Jim Cramer is one of the top watched TV personalities on CNBC. He is the host of "Mad Money" and also the co-founder and chairman of TheStreet.com. Nearly 250,000 people watch his show daily on TV and most of these are ordinary investors trying to understand what’s going on in the market. Jim Cramer’s bullish and bearish stock picks on his show are the starting point for many investments made by these folks.
Jim Cramer generally recommends growth stocks such as Apple (AAPL), Netflix (NFLX), or Chipotle (CMG). He says these growth stocks will come out ahead over the long-run. However he also pursues defensive investing to balance out the high growth stocks in his portfolio. After last week’s decline, Cramer said the following about his favorite defensive plays:
So what do we do? We find tanks that can withstand the machine guns. What's a tank? A company that pays a bountiful dividend with more than a 3.5% yield which is so much better than what you can make with cash or bonds. And I think much safer. Con Ed (ED), up almost two bucks yesterday, is a tank because it yields more than 4%. Procter & Gamble (PG), which reported an OK number and then gave subpar guidance, is a tank. It rallied yesterday from that 3.5% level. Kimberly Clarke (KMB) and Altria (MO) and Kinder Morgan(KMI) are tanks. When the machine guns shoot, you can hear them bounce off your machine.
The S&P 500 Index was down 6.66% yesterday. We wonder how Jim Cramer’s favorite defensive stock picks fared.
- Con Ed: ED lost 5.37% yesterday. The stock closed at $50.41 and now yields 4.76%. Con Ed gained 4.1% so far in 2011 and outperformed the SPY’s 9.9% decline by 14 percentage points.
- Procter & Gamble: PG lost 2.15% yesterday. The stock closed at $59.29 and now yields 3.54%. Procter & Gamble lost 5.6% so far in 2011 and outperformed the SPY by 4.3 percentage points.
- Kimberly Clark: KMB declined 1.89% yesterday. The stock closed at $62.86 and now yields 4.45%. Kimberly Clark lost 1.9% so far in 2011 and outperformed the SPY by 8 percentage points.
- Altria: Altria lost 5.21% yesterday. The stock closed at $24.54 and now yields 6.19%. We expect Altria to increase its dividend payments from the current quarterly payment of $0.38. The stock had raised its dividends for 42 years in a row, so this shouldn’t be a surprise. Altria gained 2.6% so far in 2011 and outperformed the SPY by 12.5 percentage points.
- Kinder Morgan: KMI lost 8.72% yesterday. The stock closed at $23.66 and now yields 5.07% based on a quarterly payment of $0.30. The stock lost 14.5% since its debut on May 4th, vs. SPY’s 16.3% loss.

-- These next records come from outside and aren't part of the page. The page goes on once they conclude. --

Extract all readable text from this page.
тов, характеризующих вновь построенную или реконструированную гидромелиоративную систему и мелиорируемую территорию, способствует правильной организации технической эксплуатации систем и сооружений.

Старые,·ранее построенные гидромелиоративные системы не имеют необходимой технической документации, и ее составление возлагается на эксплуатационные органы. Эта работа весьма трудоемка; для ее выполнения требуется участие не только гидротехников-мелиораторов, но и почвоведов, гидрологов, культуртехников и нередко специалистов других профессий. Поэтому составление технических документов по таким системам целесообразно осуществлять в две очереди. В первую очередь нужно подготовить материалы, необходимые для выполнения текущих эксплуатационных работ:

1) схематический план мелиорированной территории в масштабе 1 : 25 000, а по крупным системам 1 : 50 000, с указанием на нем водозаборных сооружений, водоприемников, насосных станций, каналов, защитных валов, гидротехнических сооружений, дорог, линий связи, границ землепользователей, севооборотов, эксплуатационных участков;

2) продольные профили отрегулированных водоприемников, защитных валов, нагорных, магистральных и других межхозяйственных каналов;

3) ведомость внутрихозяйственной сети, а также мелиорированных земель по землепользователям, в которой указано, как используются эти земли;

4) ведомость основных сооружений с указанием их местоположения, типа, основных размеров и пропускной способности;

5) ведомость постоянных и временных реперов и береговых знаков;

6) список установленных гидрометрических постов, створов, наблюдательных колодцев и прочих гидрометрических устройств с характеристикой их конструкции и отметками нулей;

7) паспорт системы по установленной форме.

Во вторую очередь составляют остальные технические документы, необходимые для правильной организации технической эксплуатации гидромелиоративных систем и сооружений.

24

Overall an equal-weighted portfolio of these 5 stocks would have lost 4.67% yesterday. This is 2 percentage points less than the market’s decline. The four stocks that trade since the beginning of this year outperformed the SPY by 9.7 percentage points. These stocks seem to provide significant downside protection and they were up by 4.5% before yesterday's huge decline. Procter & Gamble is the most popular of these 4 stocks among the 300+ funds we are tracking. Warren Buffett had more than $4.7 Billion in PG (See Buffett’s other top holdings). Ken Fisher, D.E. Shaw, and Bill Miller are among the other hedge funds with large PG positions.
Altria is also quite popular among smart money. Tom Russo, Cliff Asness, David Dreman, and D.E. Shaw are among MO investors (See D.E. Shaw’s favorite stock picks). We have been urging investors to consider high dividend stocks since the beginning of this year. We believe these stocks are now much better investments than 10-year treasury bonds that yield 2.32%. A well-diversified portfolio of high dividend stocks with a long history of dividend increases should easily perform better than the 10-year bonds over the next 10 years. We like Jim Cramer’s high dividend stock picks and believe investors should diversify even further to minimize the risk.